I might have mentioned that we were staying in Elerig's family's holiday house in Kerity on a southern tongue of Brittany. The place was across the road from the ocean. The shore was littered with rocks and little pools so there wasn't a beach (it was too cold to swim anyway) but the view was stunning.

Our visit coincided with some of the best spring weather of the year and we were able to sit around in shorts and skirts sunning ourselves and imbibing the local beverages. For wine lovers in France this generally means endless bottles of cheap, but gloriously quaffable, muscadet. For variety we had Kroenenburg and bottles of Breton cider. It was the cider that made the trip. Not mass produced Magners or Strongbow, stripped of the earthy flavours of its production. But not that thick, undrinkable West Country crap. Instead it's a deliciously sweet brew, highly reminiscent of apple juice, but with a definite alcoholic kick. I should know. I got pissed on the stuff. Just about every village we'd drive through

Of course where there is booze, there's food. And it is France. So we enjoyed some fantastic butter ("the best butter in the world"), spread across some fresh bread, a lovely dish of mussels, plates of galets and crepes, fresh mackerel bought from the local market, salads, chocolate and the various other fruits of Brittany. We had crabs at a local restaurant and ham on the beach. We stopped at various boulangeries for pain au chocolate and Elerig introduced the Antipodeans to a wonderful French speciality... steak and chip baguettes.
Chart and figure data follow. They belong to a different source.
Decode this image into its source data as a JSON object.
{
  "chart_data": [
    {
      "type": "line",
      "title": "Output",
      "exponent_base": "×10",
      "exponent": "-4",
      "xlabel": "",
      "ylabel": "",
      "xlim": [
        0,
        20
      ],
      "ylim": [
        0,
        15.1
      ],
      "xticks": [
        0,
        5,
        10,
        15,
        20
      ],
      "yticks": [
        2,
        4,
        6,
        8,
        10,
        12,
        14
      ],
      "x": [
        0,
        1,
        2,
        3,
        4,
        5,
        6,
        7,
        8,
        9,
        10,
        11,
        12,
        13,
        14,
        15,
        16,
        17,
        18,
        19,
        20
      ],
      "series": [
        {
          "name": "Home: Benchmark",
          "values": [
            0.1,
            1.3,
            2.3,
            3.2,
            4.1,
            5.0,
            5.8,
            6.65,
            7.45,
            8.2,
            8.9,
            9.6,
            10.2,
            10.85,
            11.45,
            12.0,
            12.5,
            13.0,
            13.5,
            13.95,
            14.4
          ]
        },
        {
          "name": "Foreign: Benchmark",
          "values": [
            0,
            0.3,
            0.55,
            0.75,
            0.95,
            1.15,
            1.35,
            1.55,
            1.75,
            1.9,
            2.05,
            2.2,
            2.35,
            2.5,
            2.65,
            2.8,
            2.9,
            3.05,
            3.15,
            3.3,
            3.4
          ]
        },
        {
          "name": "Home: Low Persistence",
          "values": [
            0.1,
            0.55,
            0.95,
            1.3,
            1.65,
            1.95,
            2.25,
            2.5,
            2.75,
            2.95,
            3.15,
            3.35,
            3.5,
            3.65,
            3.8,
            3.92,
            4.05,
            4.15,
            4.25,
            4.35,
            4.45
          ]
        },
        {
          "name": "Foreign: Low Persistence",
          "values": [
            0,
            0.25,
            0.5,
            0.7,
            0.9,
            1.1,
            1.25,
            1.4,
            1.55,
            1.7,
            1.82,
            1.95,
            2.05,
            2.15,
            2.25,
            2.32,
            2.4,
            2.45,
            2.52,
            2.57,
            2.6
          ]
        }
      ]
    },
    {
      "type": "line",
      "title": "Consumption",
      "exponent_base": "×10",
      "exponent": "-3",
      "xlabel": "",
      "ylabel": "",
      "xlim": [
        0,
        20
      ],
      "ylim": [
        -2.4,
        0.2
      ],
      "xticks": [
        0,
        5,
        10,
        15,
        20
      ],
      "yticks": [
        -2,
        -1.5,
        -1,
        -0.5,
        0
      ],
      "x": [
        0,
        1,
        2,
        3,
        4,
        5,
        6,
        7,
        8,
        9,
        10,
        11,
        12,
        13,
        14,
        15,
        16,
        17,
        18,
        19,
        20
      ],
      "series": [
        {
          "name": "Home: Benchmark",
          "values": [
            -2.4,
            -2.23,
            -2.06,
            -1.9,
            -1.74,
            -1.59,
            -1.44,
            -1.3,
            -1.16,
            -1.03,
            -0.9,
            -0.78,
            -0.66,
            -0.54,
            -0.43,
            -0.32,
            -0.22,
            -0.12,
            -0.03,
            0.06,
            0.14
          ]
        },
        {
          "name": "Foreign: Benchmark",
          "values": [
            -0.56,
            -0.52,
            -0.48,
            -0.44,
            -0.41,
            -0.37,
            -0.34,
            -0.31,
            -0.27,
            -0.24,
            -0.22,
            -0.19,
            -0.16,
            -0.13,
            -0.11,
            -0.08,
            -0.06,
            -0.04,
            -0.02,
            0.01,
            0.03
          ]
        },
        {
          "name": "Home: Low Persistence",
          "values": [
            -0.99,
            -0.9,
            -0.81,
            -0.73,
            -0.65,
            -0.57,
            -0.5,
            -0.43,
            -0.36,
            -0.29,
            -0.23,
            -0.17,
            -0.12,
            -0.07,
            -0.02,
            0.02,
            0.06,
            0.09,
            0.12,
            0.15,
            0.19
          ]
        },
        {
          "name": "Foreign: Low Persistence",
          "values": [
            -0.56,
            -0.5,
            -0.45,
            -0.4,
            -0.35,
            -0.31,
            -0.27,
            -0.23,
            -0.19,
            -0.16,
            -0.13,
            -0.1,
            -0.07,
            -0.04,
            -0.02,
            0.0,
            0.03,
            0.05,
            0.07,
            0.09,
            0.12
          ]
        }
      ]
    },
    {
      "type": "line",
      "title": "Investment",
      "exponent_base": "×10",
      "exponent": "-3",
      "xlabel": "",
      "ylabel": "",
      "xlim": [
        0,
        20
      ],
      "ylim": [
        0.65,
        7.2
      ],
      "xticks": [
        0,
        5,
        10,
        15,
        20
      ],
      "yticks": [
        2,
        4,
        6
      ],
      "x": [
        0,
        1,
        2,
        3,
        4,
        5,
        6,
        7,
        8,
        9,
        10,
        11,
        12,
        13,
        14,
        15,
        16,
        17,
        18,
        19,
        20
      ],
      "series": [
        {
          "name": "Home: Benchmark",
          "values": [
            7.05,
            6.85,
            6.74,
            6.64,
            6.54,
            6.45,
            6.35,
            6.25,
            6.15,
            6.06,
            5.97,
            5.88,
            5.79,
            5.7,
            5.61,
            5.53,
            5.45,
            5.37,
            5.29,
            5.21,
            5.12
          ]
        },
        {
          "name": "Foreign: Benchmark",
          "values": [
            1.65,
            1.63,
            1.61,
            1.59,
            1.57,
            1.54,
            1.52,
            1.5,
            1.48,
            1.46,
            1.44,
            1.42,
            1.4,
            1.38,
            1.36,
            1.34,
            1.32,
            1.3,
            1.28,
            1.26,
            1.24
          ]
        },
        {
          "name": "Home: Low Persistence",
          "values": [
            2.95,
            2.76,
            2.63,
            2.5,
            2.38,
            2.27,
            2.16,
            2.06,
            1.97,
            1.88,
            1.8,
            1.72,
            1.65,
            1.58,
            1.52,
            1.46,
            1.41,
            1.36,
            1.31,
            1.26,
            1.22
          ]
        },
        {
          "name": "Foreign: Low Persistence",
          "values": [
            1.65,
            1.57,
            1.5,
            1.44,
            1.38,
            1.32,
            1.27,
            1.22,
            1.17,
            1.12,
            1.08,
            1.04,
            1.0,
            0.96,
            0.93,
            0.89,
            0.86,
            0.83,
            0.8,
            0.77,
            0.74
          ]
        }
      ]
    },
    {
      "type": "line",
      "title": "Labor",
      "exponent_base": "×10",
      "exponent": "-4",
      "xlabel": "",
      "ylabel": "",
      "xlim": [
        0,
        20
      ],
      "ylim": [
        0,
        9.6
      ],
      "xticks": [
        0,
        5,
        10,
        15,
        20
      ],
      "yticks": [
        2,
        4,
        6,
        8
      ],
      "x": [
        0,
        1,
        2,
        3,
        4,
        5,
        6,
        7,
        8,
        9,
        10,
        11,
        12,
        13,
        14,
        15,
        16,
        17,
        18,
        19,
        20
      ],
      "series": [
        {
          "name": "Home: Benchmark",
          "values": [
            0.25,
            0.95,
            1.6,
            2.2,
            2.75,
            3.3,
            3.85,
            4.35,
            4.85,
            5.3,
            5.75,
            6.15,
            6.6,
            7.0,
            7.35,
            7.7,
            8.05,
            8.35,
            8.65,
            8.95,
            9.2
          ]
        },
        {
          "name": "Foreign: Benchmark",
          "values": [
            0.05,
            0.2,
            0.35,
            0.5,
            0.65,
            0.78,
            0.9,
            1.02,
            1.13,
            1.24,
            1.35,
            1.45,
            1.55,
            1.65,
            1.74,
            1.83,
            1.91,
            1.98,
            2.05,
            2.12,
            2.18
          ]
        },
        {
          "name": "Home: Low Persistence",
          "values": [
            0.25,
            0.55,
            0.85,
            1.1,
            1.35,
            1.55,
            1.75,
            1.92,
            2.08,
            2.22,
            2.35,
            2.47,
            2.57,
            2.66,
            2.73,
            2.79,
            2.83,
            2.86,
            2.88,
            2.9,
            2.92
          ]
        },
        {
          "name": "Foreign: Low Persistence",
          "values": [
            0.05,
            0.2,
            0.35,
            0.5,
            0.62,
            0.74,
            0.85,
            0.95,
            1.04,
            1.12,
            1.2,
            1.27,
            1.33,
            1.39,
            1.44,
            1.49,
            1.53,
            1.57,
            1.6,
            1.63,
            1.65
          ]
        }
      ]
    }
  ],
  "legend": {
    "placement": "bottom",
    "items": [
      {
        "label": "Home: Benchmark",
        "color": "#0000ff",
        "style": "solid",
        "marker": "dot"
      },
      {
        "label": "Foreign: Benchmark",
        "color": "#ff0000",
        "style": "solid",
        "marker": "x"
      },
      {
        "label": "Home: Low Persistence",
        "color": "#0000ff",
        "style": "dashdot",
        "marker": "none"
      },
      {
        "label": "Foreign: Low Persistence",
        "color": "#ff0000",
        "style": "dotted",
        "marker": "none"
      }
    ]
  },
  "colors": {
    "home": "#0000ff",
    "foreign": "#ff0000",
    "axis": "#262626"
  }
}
Aside from the food and drink, we had an Easter egg hunt with eggs cunningly stashed by yours truly, a couple of abortive games of Scrabble, long scrambles over rocks, a ridiculous attempt at pedalling some type of stupid tourist contraption and some long, contemplative beers watching the sun set. To the bemusement of the natives there was also a game of beach cricket with a fence post.

It might be true that I spent most of Brittany in a cider haze and other things happened. But I don't remember them. Only the endless fields of tulips and rapeseed rolling by the windows.